MRI revealed 417 lumbar disc herniations. Dual-energy computed tomography with ED reconstruction showed higher sensitivity (86.36% [532/616] vs. 57.79% [356/616]) and specificity (96.86% [1019/1052] vs. 95.82% [1008/1052]) for the detection of lumbar disc herniation compared to standard CT.

CONCLUSION

Dual-energy computed tomography with ED reconstruction shows better diagnostic performance for the detection of lumbar disc herniation compared to standard CT and can be a useful alternative imaging modality when MRI is contraindicated or unavailable.

CONTRIBUTION

This study shows the usefulness of DECT as an alternative imaging technique for screening of degenerative spinal disease whenever MRI is contraindicated or unavailable.

摘要

背景

磁共振成像(MRI)用于评估退行性脊柱疾病。然而,由于存在禁忌症且无法广泛普及,其在常规临床实践中的应用受到限制。
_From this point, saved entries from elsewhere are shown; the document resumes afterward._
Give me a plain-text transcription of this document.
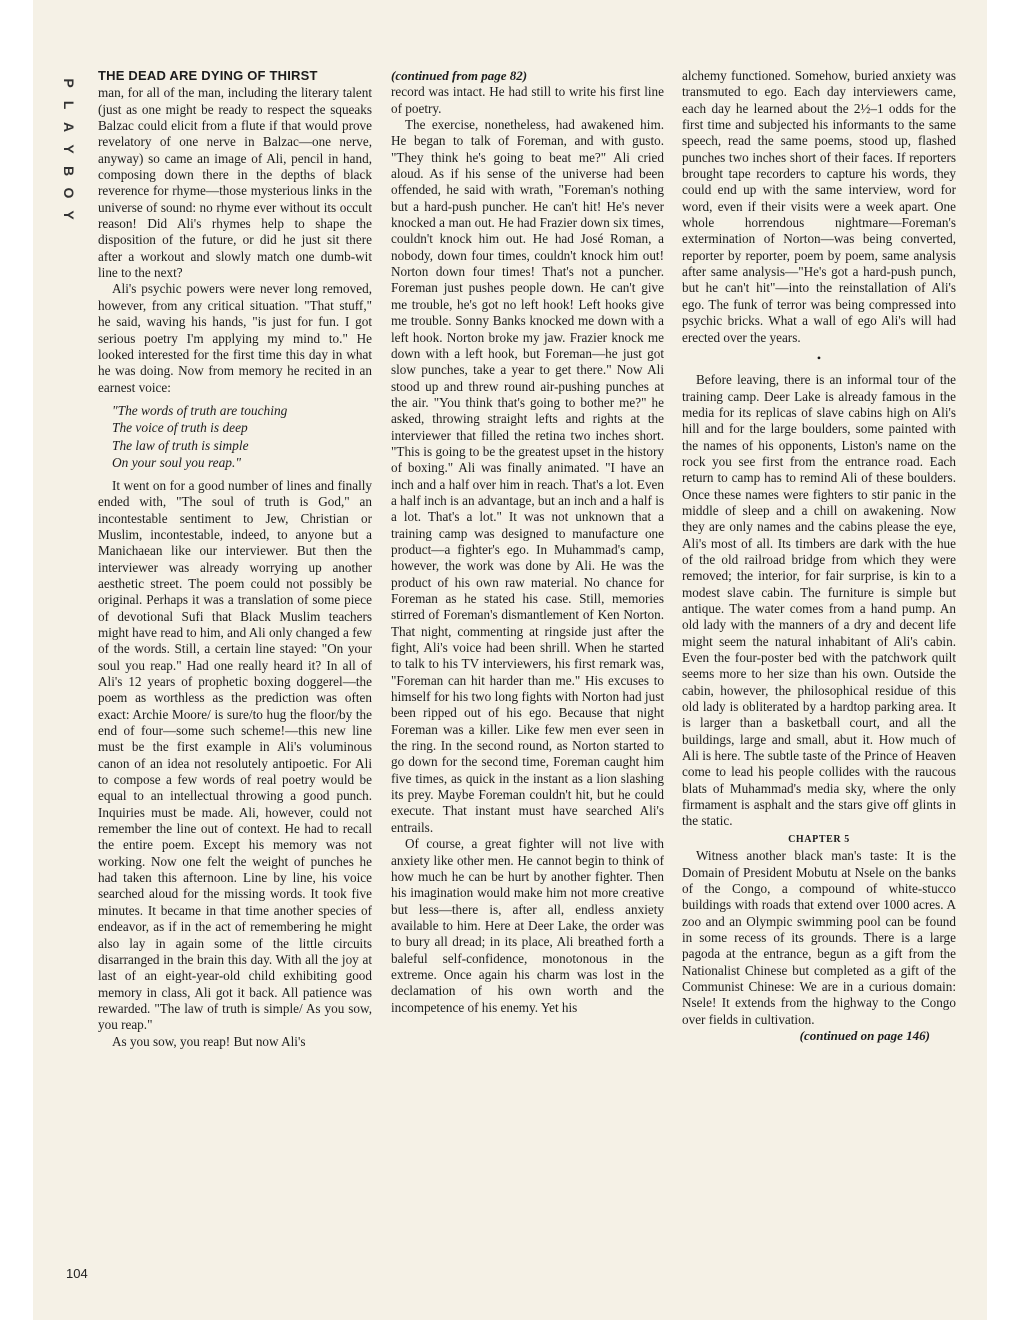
P
L
A
Y
B
O
Y
104
THE DEAD ARE DYING OF THIRST

man, for all of the man, including the literary talent (just as one might be ready to respect the squeaks Balzac could elicit from a flute if that would prove revelatory of one nerve in Balzac—one nerve, anyway) so came an image of Ali, pencil in hand, composing down there in the depths of black reverence for rhyme—those mysterious links in the universe of sound: no rhyme ever without its occult reason! Did Ali's rhymes help to shape the disposition of the future, or did he just sit there after a workout and slowly match one dumb-wit line to the next?

Ali's psychic powers were never long removed, however, from any critical situation. "That stuff," he said, waving his hands, "is just for fun. I got serious poetry I'm applying my mind to." He looked interested for the first time this day in what he was doing. Now from memory he recited in an earnest voice:

"The words of truth are touching
The voice of truth is deep
The law of truth is simple
On your soul you reap."

It went on for a good number of lines and finally ended with, "The soul of truth is God," an incontestable sentiment to Jew, Christian or Muslim, incontestable, indeed, to anyone but a Manichaean like our interviewer. But then the interviewer was already worrying up another aesthetic street. The poem could not possibly be original. Perhaps it was a translation of some piece of devotional Sufi that Black Muslim teachers might have read to him, and Ali only changed a few of the words. Still, a certain line stayed: "On your soul you reap." Had one really heard it? In all of Ali's 12 years of prophetic boxing doggerel—the poem as worthless as the prediction was often exact: Archie Moore/ is sure/to hug the floor/by the end of four—some such scheme!—this new line must be the first example in Ali's voluminous canon of an idea not resolutely antipoetic. For Ali to compose a few words of real poetry would be equal to an intellectual throwing a good punch. Inquiries must be made. Ali, however, could not remember the line out of context. He had to recall the entire poem. Except his memory was not working. Now one felt the weight of punches he had taken this afternoon. Line by line, his voice searched aloud for the missing words. It took five minutes. It became in that time another species of endeavor, as if in the act of remembering he might also lay in again some of the little circuits disarranged in the brain this day. With all the joy at last of an eight-year-old child exhibiting good memory in class, Ali got it back. All patience was rewarded. "The law of truth is simple/ As you sow, you reap."

As you sow, you reap! But now Ali's

(continued from page 82)

record was intact. He had still to write his first line of poetry.

The exercise, nonetheless, had awakened him. He began to talk of Foreman, and with gusto. "They think he's going to beat me?" Ali cried aloud. As if his sense of the universe had been offended, he said with wrath, "Foreman's nothing but a hard-push puncher. He can't hit! He's never knocked a man out. He had Frazier down six times, couldn't knock him out. He had José Roman, a nobody, down four times, couldn't knock him out! Norton down four times! That's not a puncher. Foreman just pushes people down. He can't give me trouble, he's got no left hook! Left hooks give me trouble. Sonny Banks knocked me down with a left hook. Norton broke my jaw. Frazier knock me down with a left hook, but Foreman—he just got slow punches, take a year to get there." Now Ali stood up and threw round air-pushing punches at the air. "You think that's going to bother me?" he asked, throwing straight lefts and rights at the interviewer that filled the retina two inches short. "This is going to be the greatest upset in the history of boxing." Ali was finally animated. "I have an inch and a half over him in reach. That's a lot. Even a half inch is an advantage, but an inch and a half is a lot. That's a lot." It was not unknown that a training camp was designed to manufacture one product—a fighter's ego. In Muhammad's camp, however, the work was done by Ali. He was the product of his own raw material. No chance for Foreman as he stated his case. Still, memories stirred of Foreman's dismantlement of Ken Norton. That night, commenting at ringside just after the fight, Ali's voice had been shrill. When he started to talk to his TV interviewers, his first remark was, "Foreman can hit harder than me." His excuses to himself for his two long fights with Norton had just been ripped out of his ego. Because that night Foreman was a killer. Like few men ever seen in the ring. In the second round, as Norton started to go down for the second time, Foreman caught him five times, as quick in the instant as a lion slashing its prey. Maybe Foreman couldn't hit, but he could execute. That instant must have searched Ali's entrails.

Of course, a great fighter will not live with anxiety like other men. He cannot begin to think of how much he can be hurt by another fighter. Then his imagination would make him not more creative but less—there is, after all, endless anxiety available to him. Here at Deer Lake, the order was to bury all dread; in its place, Ali breathed forth a baleful self-confidence, monotonous in the extreme. Once again his charm was lost in the declamation of his own worth and the incompetence of his enemy. Yet his

alchemy functioned. Somehow, buried anxiety was transmuted to ego. Each day interviewers came, each day he learned about the 2½–1 odds for the first time and subjected his informants to the same speech, read the same poems, stood up, flashed punches two inches short of their faces. If reporters brought tape recorders to capture his words, they could end up with the same interview, word for word, even if their visits were a week apart. One whole horrendous nightmare—Foreman's extermination of Norton—was being converted, reporter by reporter, poem by poem, same analysis after same analysis—"He's got a hard-push punch, but he can't hit"—into the reinstallation of Ali's ego. The funk of terror was being compressed into psychic bricks. What a wall of ego Ali's will had erected over the years.

•

Before leaving, there is an informal tour of the training camp. Deer Lake is already famous in the media for its replicas of slave cabins high on Ali's hill and for the large boulders, some painted with the names of his opponents, Liston's name on the rock you see first from the entrance road. Each return to camp has to remind Ali of these boulders. Once these names were fighters to stir panic in the middle of sleep and a chill on awakening. Now they are only names and the cabins please the eye, Ali's most of all. Its timbers are dark with the hue of the old railroad bridge from which they were removed; the interior, for fair surprise, is kin to a modest slave cabin. The furniture is simple but antique. The water comes from a hand pump. An old lady with the manners of a dry and decent life might seem the natural inhabitant of Ali's cabin. Even the four-poster bed with the patchwork quilt seems more to her size than his own. Outside the cabin, however, the philosophical residue of this old lady is obliterated by a hardtop parking area. It is larger than a basketball court, and all the buildings, large and small, abut it. How much of Ali is here. The subtle taste of the Prince of Heaven come to lead his people collides with the raucous blats of Muhammad's media sky, where the only firmament is asphalt and the stars give off glints in the static.

CHAPTER 5

Witness another black man's taste: It is the Domain of President Mobutu at Nsele on the banks of the Congo, a compound of white-stucco buildings with roads that extend over 1000 acres. A zoo and an Olympic swimming pool can be found in some recess of its grounds. There is a large pagoda at the entrance, begun as a gift from the Nationalist Chinese but completed as a gift of the Communist Chinese: We are in a curious domain: Nsele! It extends from the highway to the Congo over fields in cultivation.

(continued on page 146)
双能计算机断层扫描(DECT)是一种用于评估退行性脊柱疾病的新技术。

目的

本研究旨在以MRI作为金标准,评估与标准CT相比,采用电子密度(ED)图像重建的DECT检测腰椎间盘突出症的诊断性能。

方法

这项回顾性研究纳入了2023年7月1日至2023年12月31日期间在1周内接受DECT和1.5-T MRI检查的84例患者。4名对临床和MRI信息不知情的放射科医生独立评估标准CT系列和采用ED重建的DECT系列,以检测腰椎间盘突出症和脊神经根受压情况。用于比较的金标准是腰椎MRI,并通过敏感性和特异性来衡量诊断准确性。

结果

MRI显示417例腰椎间盘突出症。与标准CT相比,采用ED重建的双能计算机断层扫描在检测腰椎间盘突出症方面显示出更高的敏感性(86.36% [532/616] 对57.79% [356/616])和特异性(96.86% [1019/1052] 对95.82% [1008/1052])。

结论

与标准CT相比,采用ED重建的双能计算机断层扫描在检测腰椎间盘突出症方面具有更好的诊断性能,并且在MRI存在禁忌症或无法进行时可作为一种有用的替代成像方式。

贡献

本研究表明,每当MRI存在禁忌症或无法进行时,DECT作为一种替代成像技术用于筛查退行性脊柱疾病是有用的。